Stillness matters most
It’s sad to read articles on stillness that have an attached “to do” list.
Truly is being still such a task?
Grateful that I just don’t have that busy mind thing happening, I get on with being still. Unless I am at work and I need to really focus and think, I don’t.
If I am not at work and I don’t have to think….I don’t. Why would I?
I observe that maybe I am in the minority group here. Possibly people think I am a bit of a dreamer or off with the fairies at times. I am completely still in my mind, most of the time. This seems a natural state to me, it’s home in my head, a place to relax.
When I need to think in a structured way to achieve some sort of practical outcome, which could be to make a meal or pick out what to wear. To do some more “formal” work, like writing this, then I need to engage my mind on that task.
The mind/brain is there for this purpose, not to send us nuts.
While preparing a meal my mind is focused on the meal and even then most meals I make are not that good.
When I am eating my mind is on eating, this is living in the now. Being present. Being engaged on one thing at a time without being invaded by constant thoughts.
When I don’t have to do any of these things I don’t have the “rush” of thoughts that most people tell me about, yet I have had them at times.
In my life I have indeed been shown what paranoia is, what anxiety is and what depression is.
What and how such a simple thing as thinking can do to completely ‘unpick’ a person. To go from the whole to the tiny shattered pieces that materialises as irrational behaviour.
There is nothing to know, nothing to do about being still. You simply stop your mind from thinking.
When I witness in my own behaviour any trace of paranoia or irrational thought I can observe that for what it is. I can step out of that thinking. It’s not a choice so much as an activity. I take action to stop thinking crazy thoughts.
However to become an activity it must be seen for what it is and seeing it – is awareness.
I can tell these thoughts to “stop” or “go away” and they will and the paranoia subsides. It happens, it is automatic and natural to stop this sort of thinking.

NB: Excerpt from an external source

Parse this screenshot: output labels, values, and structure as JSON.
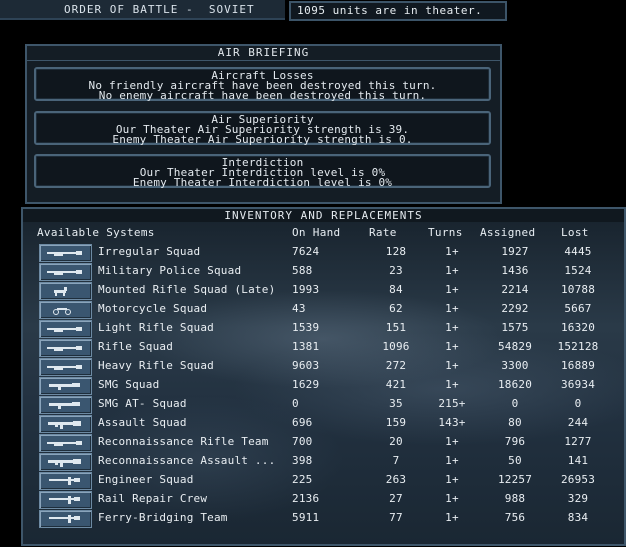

We already know how to do this; we do not have to learn this.
Because paranoia and irrational thinking happens does not mean it is “you”.
Your feelings are not you; there is nothing to honour in your feelings. They come and then go like the wind that passes us by we can observe our feelings. The mind has created them, that’s all. Be aware of them.
It is interesting to observe our feelings but that is all. A matter of interest only they do not need to be acted upon. They are what they are. The best thing to do with some feelings is nothing.
Do nothing at the first moment of being aware of a feeling and witness how that feels.
There is a lot of information written on this Universal subject. Many want to know who they are and why they are here.
There is much that can be gained in stopping that search and being still.
Stillness brings the answers to all the questions.
As humans we are trained to believe – that is one problem. Then we are trained to believe that “we” are so important or at least should be so important. Some status is required, to be important. This is just sad.
This training reduces our natural state of being still into being busy proving we are important.
Who are we important to?
When we are still within our being there is no such thing as important. There is only peace and spacious nothingness.
You do not have to allow time to be still, or practice stillness.
The word mindfulness makes me feel restless that I should be busy filling my mind with some activity or doing something to be mindful. That word kind of does not work at the peaceful level.
You do not need to meditate to be still.
I never meditate I actively dislike meditation. I seriously dislike meditation where I am told what to do, put your hand on your heart or something to that effect. Any kind of chanting just sends me to sleep because I don’t want to hear it so going to sleep works for me.
I can and do switch off my thinking.
I can go to sleep easily and feel refreshed when I wake up.
When I am awake my mind is open to see and observe all that gathers and collects around me. My life arrives moment to moment.
I don’t do earplugs. I don’t want sounds pumped into my brain; I like to leave it available for use.
Having said that I love music and talent and both are lovingly enjoyed, just not 24/7 or even 24. There are moments for everything not moments to fill by shoving something to listen to into our ears.
People are not observing anything, they are deliberately blocking out their life. Wishing to escape. Ignoring any presence that may exist for fear of something in that presence being confronting and painful.
Touching who we are, within who we are, is the most satisfying experience available for our use. We all have it; the state of “being” perhaps is birth itself. It never leaves the connectedness seems to get clouded with activity until it is so thick it is no longer recognised.
Once the clouds can be cleared it can been seen.
Many people write and talk of clouds being thoughts and this resonates well with me. They move around and even feel like they are floating thoughts at times the way they come and go and reappear in different shapes and sizes. Black clouds are common symbols of dark moments and hard times in much of our global literature.
The only thing that is important, that matters, is the stillness that is the core of each of us. Stillness matters most.
From that stillness we know, all there is to know.